Au vu de la situation particulière dans ce pays, Jacopetti et Prosperi s'attardent longuement sur les problèmes de violence interraciale qu'a engendré l'instauration de l'apartheid par les Afrikaners en 1948. Ce système ségrégationniste scandaleux, unanimement condamné au niveau planétaire, sera enfin abrogé un quart de siècle après la sortie d'Africa Addio, le 30 juin 1991.

imagesM0D9R704

Puis, le métrage bascule franchement dans le Death Movie, le "War Movie" plutôt, dans sa dernière partie. Au Congo Belge, Jacopetti et Prosperi prennent des risques inimaginables pour saisir les événements insurrectionnels au plus près. Ainsi, la voiture dans laquelle ils se trouvent est d'abord caillassée puis, littéralement mitraillée après que les réalisateurs et leur chauffeur aient juste eu le temps de s'en extraire. C'est peu dire que les trois gaillards ont eu chaud aux fesses... Bien avant les exécutions effroyables de Buried In The Sand (David Wald, 2004), Africa Blood And Guts montrait déjà la mort en direct. Les réalisateurs s'attardent sur les assassinats brutaux à coups de balles dans la tête, qui donnaient bien plus l'impression d'épurations ethniques que de véritables combats de guerre.
On assistera même à une décapitation à la machette. Si la scène est filmée d'assez loin (pour une question de sécurité évidente), elle reste éminemment dérangeante. L'ignominie atteint son point culminant lorsque Jacopetti et Prosperi se croient obligés de laisser tourner leur caméra lors du passage de chars et de tanks qui paradent en écrasant des cadavres en décomposition à moitié déchiquetés...

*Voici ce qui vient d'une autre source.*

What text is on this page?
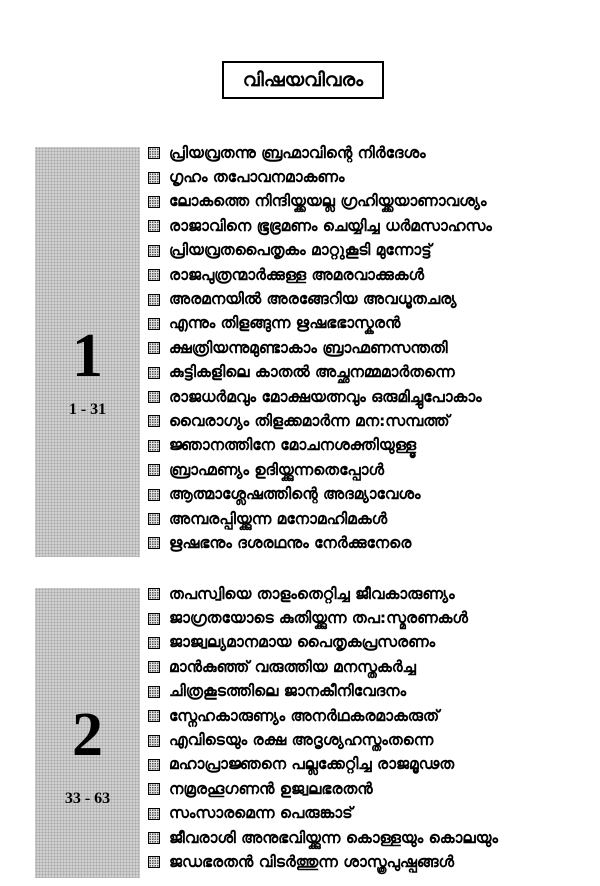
വിഷയവിവരം
1
1 - 31
പ്രിയവ്രതന്നു ബ്രഹ്മാവിന്റെ നിർദേശം
ഗൃഹം തപോവനമാകണം
ലോകത്തെ നിന്ദിയ്ക്കയല്ല ഗ്രഹിയ്ക്കയാണാവശ്യം
രാജാവിനെ ഭൂഭ്രമണം ചെയ്യിച്ച ധർമസാഹസം
പ്രിയവ്രതപൈതൃകം മാറ്റുകൂടി മുന്നോട്ട്
രാജപുത്രന്മാർക്കുള്ള അമരവാക്കുകൾ
അരമനയിൽ അരങ്ങേറിയ അവധൂതചര്യ
എന്നും തിളങ്ങുന്ന ഋഷഭഭാസ്കരൻ
ക്ഷത്രിയന്നുമുണ്ടാകാം ബ്രാഹ്മണസന്തതി
കുട്ടികളിലെ കാതൽ അച്ഛനമ്മമാർതന്നെ
രാജധർമവും മോക്ഷയത്നവും ഒരുമിച്ചുപോകാം
വൈരാഗ്യം തിളക്കമാർന്ന മന:സമ്പത്ത്
ജ്ഞാനത്തിനേ മോചനശക്തിയുള്ളൂ
ബ്രാഹ്മണ്യം ഉദിയ്ക്കുന്നതെപ്പോൾ
ആത്മാശ്ലേഷത്തിന്റെ അദമ്യാവേശം
അമ്പരപ്പിയ്ക്കുന്ന മനോമഹിമകൾ
ഋഷഭനും ദശരഥനും നേർക്കുനേരെ
2
33 - 63
തപസ്വിയെ താളംതെറ്റിച്ച ജീവകാരുണ്യം
ജാഗ്രതയോടെ കുതിയ്ക്കുന്ന തപ:സ്മരണകൾ
ജാജ്വല്യമാനമായ പൈതൃകപ്രസരണം
മാൻകുഞ്ഞ് വരുത്തിയ മനസ്തകർച്ച
ചിത്രകൂടത്തിലെ ജാനകീനിവേദനം
സ്നേഹകാരുണ്യം അനർഥകരമാകരുത്
എവിടെയും രക്ഷ അദൃശ്യഹസ്തംതന്നെ
മഹാപ്രാജ്ഞനെ പല്ലക്കേറ്റിച്ച രാജമൂഢത
നമ്രരഹൂഗണൻ ഉജ്വലഭരതൻ
സംസാരമെന്ന പെരുങ്കാട്
ജീവരാശി അനുഭവിയ്ക്കുന്ന കൊള്ളയും കൊലയും
ജഡഭരതൻ വിടർത്തുന്ന ശാസ്ത്രപുഷ്പങ്ങൾ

Comme dans tous les Mondos, il y a à boire et à manger dans Africa Addio. Souvent qualifiés de putassiers et racoleurs, les films appartenant à ce genre cinématographique très spécifique ont toujours suscité un sentiment où se mêlent à la fois fascination et répulsion chez les spectateurs. Africa Blood And Guts ne fait pas exception à la règle. Indéniablement, cette oeuvre coup de poing se situe parmi les plus choquantes de la catégorie. Faisant fi de l'indignation et des polémiques, Gualtiero Jacopetti et Franco Prosperi vont au bout de leurs intentions et ne s'interdisent aucun tabou dans leur rhétorique visuelle. Pourtant, d'un point de vue historique, ce film s'avère d'une indéniable utilité pour qui veut comprendre les fondements sur lesquels s'est construite l'Afrique que nous connaissons aujourd'hui.
Et les changements de régime s'opèrent rarement dans la douceur. C'est donc un déluge de violence qui a déferlé sur le "continent noir" pendant des décennies. Des millions de vies sacrifiées pour acquérir plus de droits, pour obtenir l'indépendance et se libérer définitivement du joug des colonisateurs. Jacopetti et Prosperi se muent en grands reporters pour témoigner de ces événements.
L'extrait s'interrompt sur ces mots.